The Washington Post has endorsed Democratic State Sen. Creigh Deeds as its choice for Governor of Virginia. The Post’s editorial highlights Sen. Deeds’s biggest strength in his campaign against right wing Republican Bob McDonnell: only Deeds has a workable plan to fix Virginia’s transportation problem.
The Post writes that Deeds, “has the good sense and political courage to maintain the forward-looking policies of the past while addressing the looming challenge of fixing the state’s dangerously inadequate roads,” while McDonnell, “offers something different: a blizzard of bogus, unworkable, chimerical proposals, repackaged as new ideas, that crumble on contact with reality. They would do little if anything to build a better transportation system.”
I couldn’t agree more.
As a Northern Virginian, every election I see candidates claim they will do something to fix our clogged roads, yet once they get elected, whether they are Republican or Democrat, they generally do nothing as our traffic gets worse. Creigh Deeds understands that Northern Virginia’s traffic problem isn’t Northern Virginia’s problem alone — it’s Virginia’s problem. As The Post noted in its endorsement of Deeds’s candidacy during the Democratic primary, Deeds once heard a constituent from rural Lunenberg County complain to him about spending tax money in Northern Virginia for roads. Deeds quickly responded, “Who do you think is paying for your schools?” The Post went on to quote Deeds as saying, “Right now, the economic engine that has been driving Virginia has serious transportation woes. It’s in the interest of every single Virginian, no matter where he or she lives, to fix that problem.”

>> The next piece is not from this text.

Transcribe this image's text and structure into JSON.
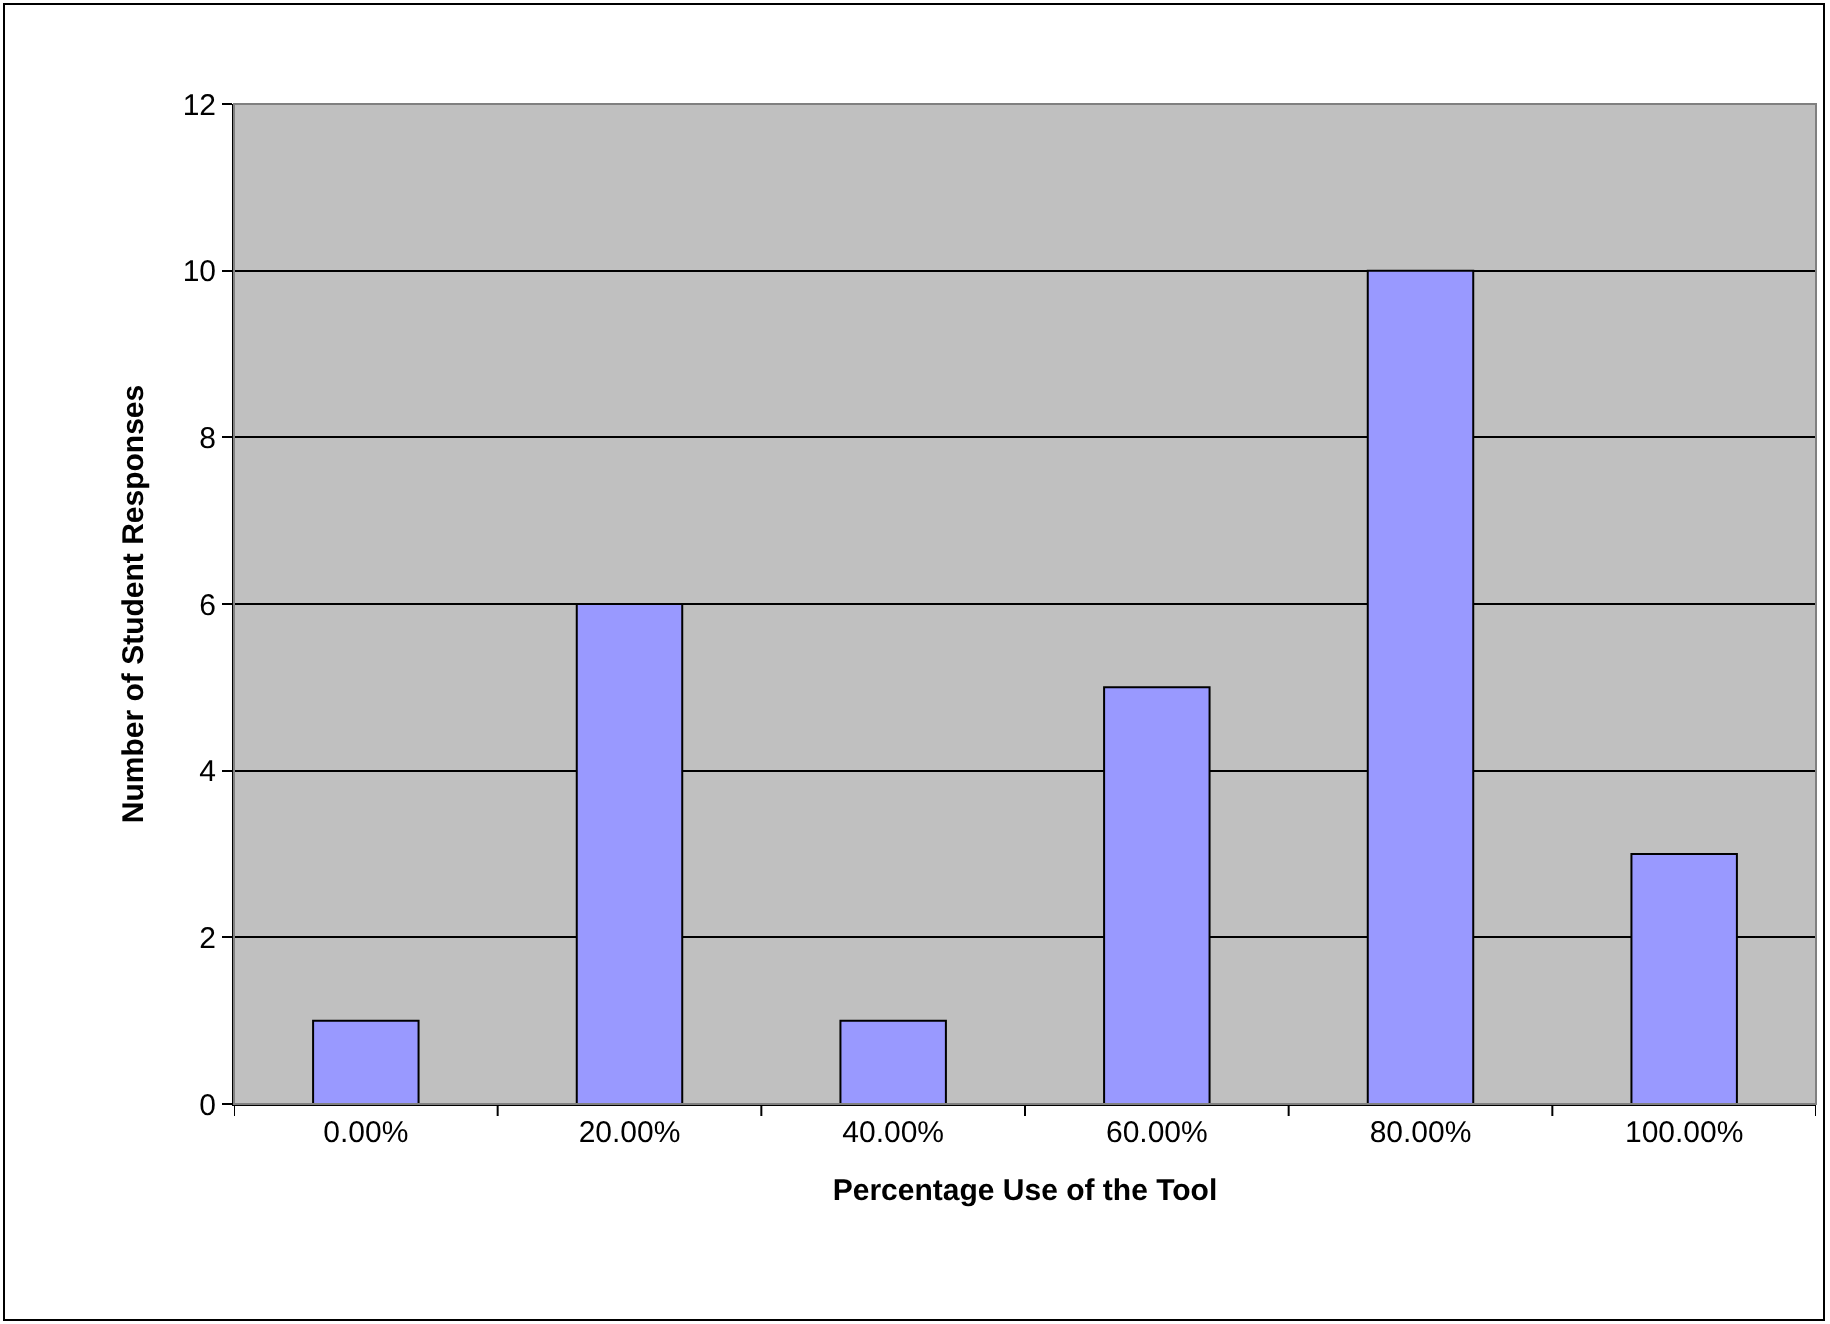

Deeds is right of course. Currently, Fairfax County, where I live and work, keeps 20 cents of every dollar in tax receipts it sends to Richmond. If we don’t fix the traffic problem in Fairfax and the rest of Northern Virginia, the public schools in the rest of Virginia will suffer. Transportation problems aren’t limited to Northern Virginia however. Hampton Roads, Richmond and rural areas of the Shenandoah Valley face transportation woes, too. Some estimate that Virginia faces over $100 billions in unfunded, but needed transportation projects. Others report that if new funding isn’t found, the state’s transportation budget will have to be cut by $2.6 billion over the next six years.

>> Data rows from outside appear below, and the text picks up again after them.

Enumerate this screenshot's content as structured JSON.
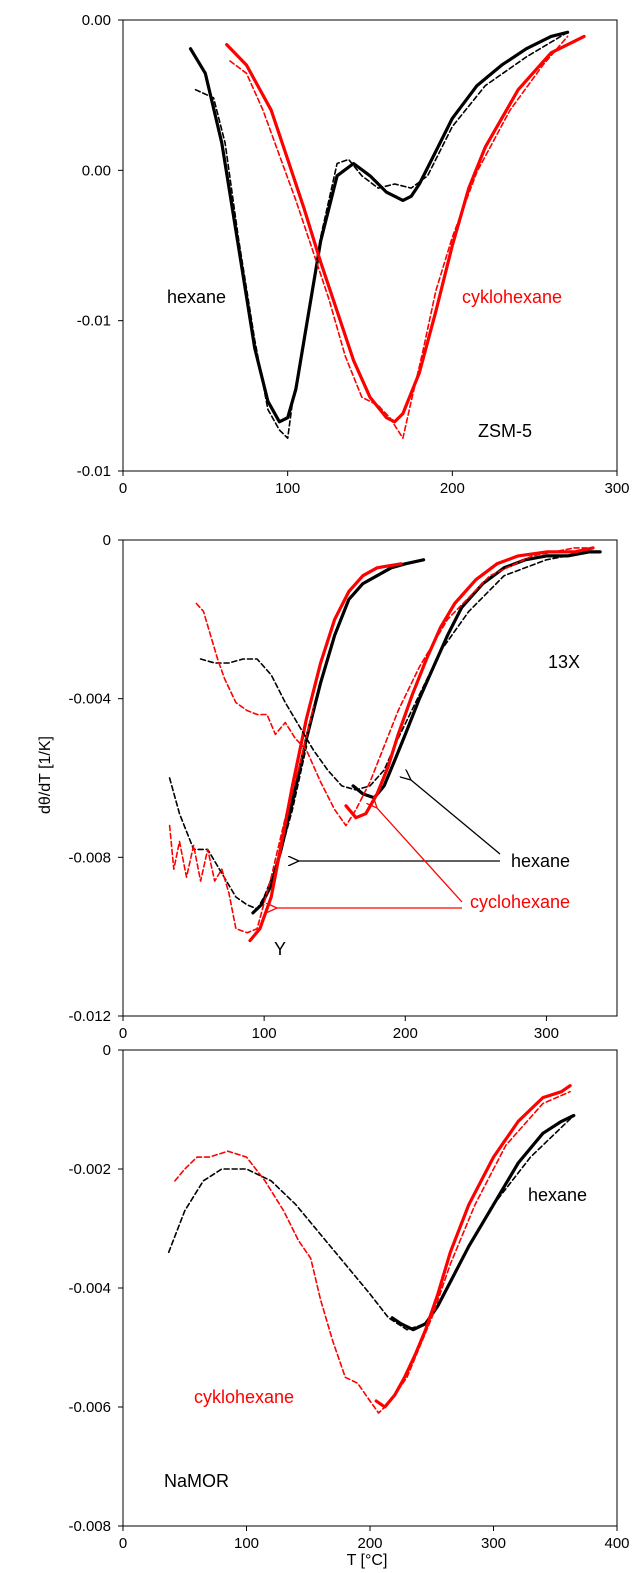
{
  "figure": {
    "ylabel": "dθ/dT [1/K]",
    "xlabel": "T [°C]"
  },
  "chart_data": [
    {
      "type": "line",
      "xlim": [
        0,
        300
      ],
      "x_ticks": [
        "0",
        "100",
        "200",
        "300"
      ],
      "y_ticks": [
        "0.00",
        "0.00",
        "-0.01",
        "-0.01"
      ],
      "ylim": [
        -0.0105,
        0.0005
      ],
      "annotations": [
        {
          "text": "hexane",
          "color": "#000000"
        },
        {
          "text": "cyklohexane",
          "color": "#ff0000"
        },
        {
          "text": "ZSM-5",
          "color": "#000000"
        }
      ],
      "series": [
        {
          "color": "#000000",
          "style": "solid",
          "x": [
            41,
            50,
            60,
            70,
            80,
            88,
            95,
            100,
            105,
            110,
            120,
            130,
            140,
            150,
            160,
            170,
            175,
            180,
            190,
            200,
            215,
            230,
            245,
            260,
            270
          ],
          "y": [
            -0.0002,
            -0.0008,
            -0.0025,
            -0.005,
            -0.0075,
            -0.0088,
            -0.0093,
            -0.0092,
            -0.0085,
            -0.0073,
            -0.0049,
            -0.0033,
            -0.003,
            -0.0033,
            -0.0037,
            -0.0039,
            -0.0038,
            -0.0035,
            -0.0027,
            -0.0019,
            -0.0011,
            -0.0006,
            -0.0002,
            0.0001,
            0.0002
          ]
        },
        {
          "color": "#000000",
          "style": "dashed",
          "x": [
            44,
            55,
            62,
            70,
            80,
            88,
            95,
            100,
            103,
            110,
            120,
            130,
            137,
            145,
            155,
            165,
            175,
            185,
            200,
            220,
            245,
            270
          ],
          "y": [
            -0.0012,
            -0.0014,
            -0.0025,
            -0.0048,
            -0.0073,
            -0.009,
            -0.0095,
            -0.0097,
            -0.0088,
            -0.0074,
            -0.0048,
            -0.003,
            -0.0029,
            -0.0033,
            -0.0036,
            -0.0035,
            -0.0036,
            -0.0033,
            -0.0021,
            -0.0011,
            -0.0004,
            0.0002
          ]
        },
        {
          "color": "#ff0000",
          "style": "solid",
          "x": [
            63,
            75,
            90,
            100,
            110,
            120,
            130,
            140,
            150,
            160,
            165,
            170,
            180,
            190,
            200,
            210,
            220,
            240,
            260,
            280
          ],
          "y": [
            -0.0001,
            -0.0006,
            -0.0017,
            -0.0029,
            -0.0041,
            -0.0054,
            -0.0066,
            -0.0078,
            -0.0087,
            -0.0092,
            -0.0093,
            -0.0091,
            -0.0081,
            -0.0066,
            -0.005,
            -0.0036,
            -0.0026,
            -0.0012,
            -0.0003,
            0.0001
          ]
        },
        {
          "color": "#ff0000",
          "style": "dashed",
          "x": [
            65,
            75,
            85,
            95,
            105,
            115,
            125,
            135,
            145,
            155,
            162,
            170,
            175,
            182,
            190,
            200,
            215,
            235,
            255,
            270
          ],
          "y": [
            -0.0005,
            -0.0008,
            -0.0017,
            -0.0028,
            -0.0039,
            -0.0051,
            -0.0063,
            -0.0077,
            -0.0087,
            -0.0089,
            -0.0092,
            -0.0097,
            -0.0088,
            -0.0076,
            -0.0061,
            -0.0048,
            -0.0032,
            -0.0017,
            -0.0006,
            0.0001
          ]
        }
      ]
    },
    {
      "type": "line",
      "xlim": [
        0,
        350
      ],
      "x_ticks": [
        "0",
        "100",
        "200",
        "300"
      ],
      "y_ticks": [
        "0",
        "-0.004",
        "-0.008",
        "-0.012"
      ],
      "ylim": [
        -0.012,
        0
      ],
      "annotations": [
        {
          "text": "13X",
          "color": "#000000"
        },
        {
          "text": "hexane",
          "color": "#000000"
        },
        {
          "text": "cyclohexane",
          "color": "#ff0000"
        },
        {
          "text": "Y",
          "color": "#000000"
        }
      ],
      "series": [
        {
          "color": "#000000",
          "style": "solid",
          "x": [
            92,
            98,
            105,
            112,
            120,
            130,
            140,
            150,
            160,
            170,
            180,
            190,
            200,
            213
          ],
          "y": [
            -0.0094,
            -0.0092,
            -0.0087,
            -0.0078,
            -0.0066,
            -0.005,
            -0.0036,
            -0.0024,
            -0.0015,
            -0.0011,
            -0.0009,
            -0.0007,
            -0.0006,
            -0.0005
          ]
        },
        {
          "color": "#000000",
          "style": "dashed",
          "x": [
            33,
            40,
            50,
            60,
            70,
            80,
            88,
            95,
            100,
            110,
            120,
            130
          ],
          "y": [
            -0.006,
            -0.0069,
            -0.0078,
            -0.0078,
            -0.0084,
            -0.009,
            -0.0092,
            -0.0093,
            -0.009,
            -0.0081,
            -0.0068,
            -0.0052
          ]
        },
        {
          "color": "#ff0000",
          "style": "solid",
          "x": [
            90,
            97,
            105,
            112,
            120,
            130,
            140,
            150,
            160,
            170,
            180,
            197
          ],
          "y": [
            -0.0101,
            -0.0098,
            -0.009,
            -0.0077,
            -0.0062,
            -0.0045,
            -0.0031,
            -0.002,
            -0.0013,
            -0.0009,
            -0.0007,
            -0.0006
          ]
        },
        {
          "color": "#ff0000",
          "style": "dashed",
          "x": [
            33,
            36,
            40,
            45,
            50,
            55,
            60,
            65,
            70,
            75,
            80,
            88,
            95,
            105,
            115,
            125,
            135
          ],
          "y": [
            -0.0072,
            -0.0083,
            -0.0076,
            -0.0085,
            -0.0077,
            -0.0086,
            -0.0078,
            -0.0086,
            -0.0083,
            -0.0089,
            -0.0098,
            -0.0099,
            -0.0098,
            -0.0085,
            -0.007,
            -0.0057,
            -0.0042
          ]
        },
        {
          "color": "#000000",
          "style": "solid",
          "x": [
            163,
            170,
            178,
            185,
            192,
            200,
            210,
            220,
            230,
            240,
            255,
            270,
            285,
            300,
            315,
            330,
            338
          ],
          "y": [
            -0.0062,
            -0.0064,
            -0.0065,
            -0.0062,
            -0.0056,
            -0.0049,
            -0.004,
            -0.0032,
            -0.0024,
            -0.0017,
            -0.0011,
            -0.0007,
            -0.0005,
            -0.0004,
            -0.0004,
            -0.0003,
            -0.0003
          ]
        },
        {
          "color": "#000000",
          "style": "dashed",
          "x": [
            55,
            65,
            75,
            85,
            95,
            105,
            115,
            125,
            135,
            145,
            155,
            165,
            175,
            185,
            195,
            210,
            225,
            245,
            270,
            300,
            330,
            338
          ],
          "y": [
            -0.003,
            -0.0031,
            -0.0031,
            -0.003,
            -0.003,
            -0.0034,
            -0.0041,
            -0.0047,
            -0.0053,
            -0.0058,
            -0.0062,
            -0.0063,
            -0.0062,
            -0.0058,
            -0.005,
            -0.0039,
            -0.0028,
            -0.0018,
            -0.0009,
            -0.0005,
            -0.0003,
            -0.0003
          ]
        },
        {
          "color": "#ff0000",
          "style": "solid",
          "x": [
            158,
            165,
            172,
            180,
            188,
            195,
            205,
            215,
            225,
            235,
            250,
            265,
            280,
            300,
            320,
            333
          ],
          "y": [
            -0.0067,
            -0.007,
            -0.0069,
            -0.0064,
            -0.0057,
            -0.0049,
            -0.0039,
            -0.003,
            -0.0022,
            -0.0016,
            -0.001,
            -0.0006,
            -0.0004,
            -0.0003,
            -0.0003,
            -0.0002
          ]
        },
        {
          "color": "#ff0000",
          "style": "dashed",
          "x": [
            52,
            57,
            62,
            67,
            72,
            80,
            88,
            95,
            102,
            108,
            115,
            122,
            130,
            140,
            150,
            158,
            165,
            175,
            185,
            195,
            210,
            230,
            260,
            290,
            320,
            333
          ],
          "y": [
            -0.0016,
            -0.0018,
            -0.0024,
            -0.003,
            -0.0035,
            -0.0041,
            -0.0043,
            -0.0044,
            -0.0044,
            -0.0049,
            -0.0046,
            -0.005,
            -0.0053,
            -0.0061,
            -0.0068,
            -0.0072,
            -0.0068,
            -0.0061,
            -0.0052,
            -0.0043,
            -0.0032,
            -0.002,
            -0.0009,
            -0.0004,
            -0.0002,
            -0.0002
          ]
        }
      ]
    },
    {
      "type": "line",
      "xlim": [
        0,
        400
      ],
      "x_ticks": [
        "0",
        "100",
        "200",
        "300",
        "400"
      ],
      "y_ticks": [
        "0",
        "-0.002",
        "-0.004",
        "-0.006",
        "-0.008"
      ],
      "ylim": [
        -0.008,
        0
      ],
      "annotations": [
        {
          "text": "hexane",
          "color": "#000000"
        },
        {
          "text": "cyklohexane",
          "color": "#ff0000"
        },
        {
          "text": "NaMOR",
          "color": "#000000"
        }
      ],
      "series": [
        {
          "color": "#000000",
          "style": "solid",
          "x": [
            218,
            225,
            235,
            245,
            255,
            265,
            280,
            300,
            320,
            340,
            355,
            365
          ],
          "y": [
            -0.0045,
            -0.0046,
            -0.0047,
            -0.0046,
            -0.0043,
            -0.0039,
            -0.0033,
            -0.0026,
            -0.0019,
            -0.0014,
            -0.0012,
            -0.0011
          ]
        },
        {
          "color": "#000000",
          "style": "dashed",
          "x": [
            37,
            50,
            65,
            80,
            100,
            120,
            140,
            160,
            180,
            200,
            215,
            230,
            245,
            260,
            280,
            300,
            330,
            365
          ],
          "y": [
            -0.0034,
            -0.0027,
            -0.0022,
            -0.002,
            -0.002,
            -0.0022,
            -0.0026,
            -0.0031,
            -0.0036,
            -0.0041,
            -0.0045,
            -0.0047,
            -0.0046,
            -0.0041,
            -0.0033,
            -0.0026,
            -0.0018,
            -0.0011
          ]
        },
        {
          "color": "#ff0000",
          "style": "solid",
          "x": [
            205,
            212,
            220,
            228,
            237,
            245,
            255,
            265,
            280,
            300,
            320,
            340,
            355,
            362
          ],
          "y": [
            -0.0059,
            -0.006,
            -0.0058,
            -0.0055,
            -0.0051,
            -0.0047,
            -0.0041,
            -0.0034,
            -0.0026,
            -0.0018,
            -0.0012,
            -0.0008,
            -0.0007,
            -0.0006
          ]
        },
        {
          "color": "#ff0000",
          "style": "dashed",
          "x": [
            42,
            50,
            60,
            70,
            85,
            100,
            115,
            130,
            142,
            152,
            160,
            170,
            180,
            190,
            200,
            207,
            212,
            220,
            230,
            240,
            250,
            265,
            285,
            310,
            340,
            362
          ],
          "y": [
            -0.0022,
            -0.002,
            -0.0018,
            -0.0018,
            -0.0017,
            -0.0018,
            -0.0022,
            -0.0027,
            -0.0032,
            -0.0035,
            -0.0042,
            -0.0049,
            -0.0055,
            -0.0056,
            -0.0059,
            -0.0061,
            -0.006,
            -0.0058,
            -0.0055,
            -0.005,
            -0.0045,
            -0.0036,
            -0.0026,
            -0.0016,
            -0.0009,
            -0.0007
          ]
        }
      ]
    }
  ]
}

McDonnell, for his part, has run a campaign critical of Deeds for entertaining the idea of new taxes to fix the problem. Yet look at McDonnell’s solution: environmentally risky off shore drilling which won’t produce any revenue during the term of the next governor, or perhaps never; toll roads on I-95 which may never gain Federal approval; the privatization of state liquor stores which may not earn the revenue projected and would definitely cut $103 million out of the state’s human services budget; and worst of all $5.4 billion in cuts to the public schools, health care and public safety budgets in Virginia.
We can’t afford that risky, dishonest Gilmore-esque choice.
I will note that The Post endorsement comes on the first anniversary of what I call, “Fake Virginia Day“, the day last year when McCain-Palin campaign spokeswoman Nancy Pfotenhauer tried to cynically divide Virginia into two parts — “real Virginia”, which supported her candidate, Sen. John McCain, and everybody else, who apparently weren’t real and weren’t “Southern” enough.
To me, Bob McDonnell is just as cynical as Nancy Pfotenhauer, but he’s been more adept at getting Virginians to buy into his gimmicks and ignoring his 18 year record in the legislature. He’s also run a campaign in keeping with the political strategy he advised in his much criticized graduate school thesis he wrote for Rev. Pat Robertson’s law school. In it, he wrote, “Republicans must produce creative marketing to reach the average citizen…” (p. 67).
I will give McDonnell that — his campaign has been filled with “creative marketing.” The problem is that’s all he offers. Almost everything he says isn’t politically feasible, practical or intellectually honest. As The Post writes in Sunday’s editorial, McDonnell offers a, “prescription for yesterday’s Virginia, not tomorrow’s.” The Post goes on to say that, “Virginians should not confuse Mr. McDonnell’s adept oratory for wisdom, nor Mr. Deeds’s plain speech for indirection. In fact, it is Mr. Deeds whose ideas hold the promise of a prosperous future.”
What I want to know is, will Virginians heed the advice offered by the paper with offices across the Potomac River from where I live? They did in the Democratic Primary and some say the paper’s endorsement gave Sen. Deeds the push he needed for his come from behind primary victory. Will it have the same effect a second time?